Ordás vestigde zich in Cuba, waar hij diende onder Velázquez. In 1519 trok hij met Hernán Cortés naar Mexico, mogelijk in opdracht van Velázquez, mogelijk om van schuldeisers te ontsnappen. Hij speelde een hoofdrol in de Slag bij Centla (25 maart 1519) waarin het leger van Cortés de Azteken versloeg in Tabasco. Met twee andere personen beklom hij als eerste Europeaan de vulkaan Popocatépetl. Hoewel hij zich aanvankelijk verzette tegen Cortés' poging zich onafhankelijk van Velázquez op te stellen, werd hij later een trouw aanhanger van Cortés, en vocht met deze tegen de expeditie van Pánfilo de Narváez. Toen de Spanjaarden in 1520 in de 'Noche Triste' weg moesten vluchten uit Tenochtitlan, raakte Ordás gewond.

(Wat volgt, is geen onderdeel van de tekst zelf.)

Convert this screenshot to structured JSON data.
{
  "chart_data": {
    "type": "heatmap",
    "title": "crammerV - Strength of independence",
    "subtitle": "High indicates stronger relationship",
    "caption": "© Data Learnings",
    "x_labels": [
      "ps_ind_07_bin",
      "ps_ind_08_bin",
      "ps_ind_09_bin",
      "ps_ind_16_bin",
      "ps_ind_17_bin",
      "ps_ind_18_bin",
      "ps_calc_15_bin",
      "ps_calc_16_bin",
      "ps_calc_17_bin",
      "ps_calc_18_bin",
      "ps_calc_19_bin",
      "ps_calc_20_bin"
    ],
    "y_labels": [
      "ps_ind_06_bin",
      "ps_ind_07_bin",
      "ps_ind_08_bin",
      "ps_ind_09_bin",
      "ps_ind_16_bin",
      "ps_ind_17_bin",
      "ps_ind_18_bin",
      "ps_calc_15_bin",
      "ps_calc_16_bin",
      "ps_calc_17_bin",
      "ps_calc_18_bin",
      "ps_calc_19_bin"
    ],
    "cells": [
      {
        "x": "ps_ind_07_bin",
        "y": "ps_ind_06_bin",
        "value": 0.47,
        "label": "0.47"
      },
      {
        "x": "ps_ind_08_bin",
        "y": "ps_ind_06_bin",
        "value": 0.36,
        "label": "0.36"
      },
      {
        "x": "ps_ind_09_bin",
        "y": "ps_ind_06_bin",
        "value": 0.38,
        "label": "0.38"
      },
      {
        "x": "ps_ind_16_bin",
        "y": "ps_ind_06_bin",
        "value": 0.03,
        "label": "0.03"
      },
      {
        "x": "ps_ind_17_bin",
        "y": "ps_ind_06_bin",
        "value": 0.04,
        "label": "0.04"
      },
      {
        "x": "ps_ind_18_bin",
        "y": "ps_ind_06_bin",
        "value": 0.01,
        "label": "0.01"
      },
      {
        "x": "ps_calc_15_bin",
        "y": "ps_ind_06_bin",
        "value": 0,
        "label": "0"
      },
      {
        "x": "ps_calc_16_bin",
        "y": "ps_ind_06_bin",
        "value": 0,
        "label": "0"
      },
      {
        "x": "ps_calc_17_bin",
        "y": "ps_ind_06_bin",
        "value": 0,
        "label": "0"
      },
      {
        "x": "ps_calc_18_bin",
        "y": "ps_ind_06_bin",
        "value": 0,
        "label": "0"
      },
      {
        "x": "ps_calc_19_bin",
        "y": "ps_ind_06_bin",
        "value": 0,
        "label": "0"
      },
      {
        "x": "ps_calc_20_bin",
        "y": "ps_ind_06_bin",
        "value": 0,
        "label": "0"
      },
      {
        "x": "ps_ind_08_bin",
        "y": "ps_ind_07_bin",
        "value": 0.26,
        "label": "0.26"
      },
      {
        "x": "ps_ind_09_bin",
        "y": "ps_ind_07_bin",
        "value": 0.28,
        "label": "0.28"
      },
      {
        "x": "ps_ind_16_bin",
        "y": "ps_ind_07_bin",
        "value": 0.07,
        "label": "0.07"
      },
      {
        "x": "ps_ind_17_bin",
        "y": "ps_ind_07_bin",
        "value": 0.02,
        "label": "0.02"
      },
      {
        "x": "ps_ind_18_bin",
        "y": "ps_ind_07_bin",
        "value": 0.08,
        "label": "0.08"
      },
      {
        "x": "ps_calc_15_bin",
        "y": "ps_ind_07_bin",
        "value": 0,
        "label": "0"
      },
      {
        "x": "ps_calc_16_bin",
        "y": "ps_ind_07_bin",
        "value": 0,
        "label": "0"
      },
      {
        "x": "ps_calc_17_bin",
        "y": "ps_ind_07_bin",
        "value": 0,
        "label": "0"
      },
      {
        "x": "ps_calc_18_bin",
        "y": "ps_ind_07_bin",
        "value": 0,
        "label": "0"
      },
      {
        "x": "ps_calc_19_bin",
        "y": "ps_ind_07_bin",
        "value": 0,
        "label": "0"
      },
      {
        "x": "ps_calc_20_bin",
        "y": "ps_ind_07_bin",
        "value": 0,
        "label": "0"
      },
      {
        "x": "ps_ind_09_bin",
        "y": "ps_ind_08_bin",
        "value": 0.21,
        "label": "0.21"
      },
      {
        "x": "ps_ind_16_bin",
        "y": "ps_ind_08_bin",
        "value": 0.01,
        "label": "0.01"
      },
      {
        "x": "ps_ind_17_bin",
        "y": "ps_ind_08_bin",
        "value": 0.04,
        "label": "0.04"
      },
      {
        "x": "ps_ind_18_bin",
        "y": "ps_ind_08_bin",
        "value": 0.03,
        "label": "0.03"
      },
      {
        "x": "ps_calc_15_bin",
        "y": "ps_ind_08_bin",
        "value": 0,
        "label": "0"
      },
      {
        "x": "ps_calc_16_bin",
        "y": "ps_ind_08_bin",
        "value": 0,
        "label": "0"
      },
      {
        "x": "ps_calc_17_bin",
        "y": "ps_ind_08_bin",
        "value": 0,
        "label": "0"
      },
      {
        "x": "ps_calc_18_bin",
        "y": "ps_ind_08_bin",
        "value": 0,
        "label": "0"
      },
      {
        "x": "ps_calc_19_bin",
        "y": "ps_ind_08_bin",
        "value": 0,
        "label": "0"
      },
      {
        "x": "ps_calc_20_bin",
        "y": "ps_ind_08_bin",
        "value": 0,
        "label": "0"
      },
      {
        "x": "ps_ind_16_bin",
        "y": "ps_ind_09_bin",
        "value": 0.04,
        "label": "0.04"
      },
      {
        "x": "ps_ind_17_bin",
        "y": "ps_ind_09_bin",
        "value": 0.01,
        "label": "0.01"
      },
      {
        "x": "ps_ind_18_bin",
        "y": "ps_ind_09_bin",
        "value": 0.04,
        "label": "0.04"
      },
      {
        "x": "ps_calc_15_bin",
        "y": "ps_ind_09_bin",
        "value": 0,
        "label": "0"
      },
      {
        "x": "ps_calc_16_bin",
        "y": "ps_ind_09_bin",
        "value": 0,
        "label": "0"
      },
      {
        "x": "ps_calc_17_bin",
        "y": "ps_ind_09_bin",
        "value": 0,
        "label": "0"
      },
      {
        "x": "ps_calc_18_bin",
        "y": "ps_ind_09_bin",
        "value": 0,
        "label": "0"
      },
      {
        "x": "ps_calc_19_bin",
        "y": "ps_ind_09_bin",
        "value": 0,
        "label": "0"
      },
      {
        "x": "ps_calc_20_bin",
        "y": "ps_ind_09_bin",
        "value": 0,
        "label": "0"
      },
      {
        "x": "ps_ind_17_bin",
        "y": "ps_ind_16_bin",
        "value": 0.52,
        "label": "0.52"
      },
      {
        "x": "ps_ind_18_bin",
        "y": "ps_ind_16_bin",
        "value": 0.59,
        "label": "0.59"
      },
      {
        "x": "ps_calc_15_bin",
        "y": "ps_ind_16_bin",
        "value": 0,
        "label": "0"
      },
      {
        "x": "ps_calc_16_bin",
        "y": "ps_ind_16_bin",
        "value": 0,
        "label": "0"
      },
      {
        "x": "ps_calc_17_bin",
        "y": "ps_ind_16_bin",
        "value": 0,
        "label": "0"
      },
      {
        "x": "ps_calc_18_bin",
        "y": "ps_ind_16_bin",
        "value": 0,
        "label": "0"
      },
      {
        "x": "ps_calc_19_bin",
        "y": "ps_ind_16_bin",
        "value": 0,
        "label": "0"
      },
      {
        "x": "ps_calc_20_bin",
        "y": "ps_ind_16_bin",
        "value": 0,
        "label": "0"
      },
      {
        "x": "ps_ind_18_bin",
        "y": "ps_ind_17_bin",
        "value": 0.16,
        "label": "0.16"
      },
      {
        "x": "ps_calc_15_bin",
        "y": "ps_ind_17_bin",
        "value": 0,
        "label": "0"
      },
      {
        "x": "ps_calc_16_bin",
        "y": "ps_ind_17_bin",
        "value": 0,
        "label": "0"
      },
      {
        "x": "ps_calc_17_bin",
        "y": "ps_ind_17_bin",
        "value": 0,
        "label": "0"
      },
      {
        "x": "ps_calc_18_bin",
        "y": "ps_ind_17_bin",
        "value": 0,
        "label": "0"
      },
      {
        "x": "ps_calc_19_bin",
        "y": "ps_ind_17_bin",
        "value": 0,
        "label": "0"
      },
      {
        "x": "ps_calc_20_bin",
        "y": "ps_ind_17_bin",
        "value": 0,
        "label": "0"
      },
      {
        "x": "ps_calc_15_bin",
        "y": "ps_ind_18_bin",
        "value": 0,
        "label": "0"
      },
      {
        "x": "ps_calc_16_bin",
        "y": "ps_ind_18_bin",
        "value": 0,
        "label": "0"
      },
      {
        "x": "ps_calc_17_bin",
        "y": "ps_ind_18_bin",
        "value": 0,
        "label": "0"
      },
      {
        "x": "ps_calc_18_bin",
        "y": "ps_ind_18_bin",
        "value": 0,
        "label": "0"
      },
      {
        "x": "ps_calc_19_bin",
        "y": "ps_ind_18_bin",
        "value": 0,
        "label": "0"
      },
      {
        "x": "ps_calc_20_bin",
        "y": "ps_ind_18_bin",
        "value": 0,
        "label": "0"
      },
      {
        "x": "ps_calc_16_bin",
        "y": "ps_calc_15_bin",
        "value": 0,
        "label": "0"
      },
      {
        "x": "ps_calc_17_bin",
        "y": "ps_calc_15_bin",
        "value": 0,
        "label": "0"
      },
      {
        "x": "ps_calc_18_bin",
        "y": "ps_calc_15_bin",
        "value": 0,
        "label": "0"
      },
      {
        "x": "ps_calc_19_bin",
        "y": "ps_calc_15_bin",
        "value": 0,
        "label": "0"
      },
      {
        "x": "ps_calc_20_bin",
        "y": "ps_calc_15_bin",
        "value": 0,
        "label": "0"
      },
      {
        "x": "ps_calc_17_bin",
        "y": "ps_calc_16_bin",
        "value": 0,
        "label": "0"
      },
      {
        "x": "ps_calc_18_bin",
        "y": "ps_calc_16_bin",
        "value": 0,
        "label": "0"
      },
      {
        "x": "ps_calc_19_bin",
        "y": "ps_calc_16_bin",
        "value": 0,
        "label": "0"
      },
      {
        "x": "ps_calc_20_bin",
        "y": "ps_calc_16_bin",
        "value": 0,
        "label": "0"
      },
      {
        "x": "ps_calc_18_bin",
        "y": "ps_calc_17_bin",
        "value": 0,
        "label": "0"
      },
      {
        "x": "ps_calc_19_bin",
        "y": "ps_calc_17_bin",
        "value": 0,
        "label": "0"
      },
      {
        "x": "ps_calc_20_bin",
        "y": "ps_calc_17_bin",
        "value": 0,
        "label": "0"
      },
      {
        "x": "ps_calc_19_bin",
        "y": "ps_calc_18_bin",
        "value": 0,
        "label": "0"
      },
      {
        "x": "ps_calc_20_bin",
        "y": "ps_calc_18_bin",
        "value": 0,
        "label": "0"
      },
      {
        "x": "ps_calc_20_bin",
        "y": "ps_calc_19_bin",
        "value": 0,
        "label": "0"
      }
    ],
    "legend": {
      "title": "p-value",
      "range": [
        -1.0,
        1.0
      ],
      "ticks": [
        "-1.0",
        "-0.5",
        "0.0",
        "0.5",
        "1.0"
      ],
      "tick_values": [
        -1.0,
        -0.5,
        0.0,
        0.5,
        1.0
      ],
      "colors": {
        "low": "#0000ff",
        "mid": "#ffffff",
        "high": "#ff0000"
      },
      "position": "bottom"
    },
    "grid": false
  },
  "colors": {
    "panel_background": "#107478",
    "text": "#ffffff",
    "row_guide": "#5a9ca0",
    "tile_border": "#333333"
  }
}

Na de Spaanse overwinning leidde Ordás expedities naar Oaxaca en Veracruz en bevoer de Coatzacoalcos. Hierna werd hij naar Spanje gezonden om daar verslag uit te brengen over de verovering en om voor Cortés het gouverneurschap van Nieuw-Spanje veilige te stellen. Terug in Nieuw-Spanje kreeg hij Peñón de los Baños nabij Mexico-Stad in bezit.
Zuid-Amerika
Weer terug in Spanje vroeg en kreeg Ordás toestemming van Karel V om een expeditie naar het gebied tussen de Amazone en de Orinoco te ondernemen. Hij hoopte goud te vinden in het brongebied van een van deze rivieren. Met 600 man en 36 paarden stak hij in 1530 de Atlantische Oceaan over, en landde vermoedelijk even ten noorden van de Amazone. Hij zocht noordwaarts naar een geschikte landingsplek, maar vond die niet en voer door naar Trinidad, en landde in het huidige Venezuela.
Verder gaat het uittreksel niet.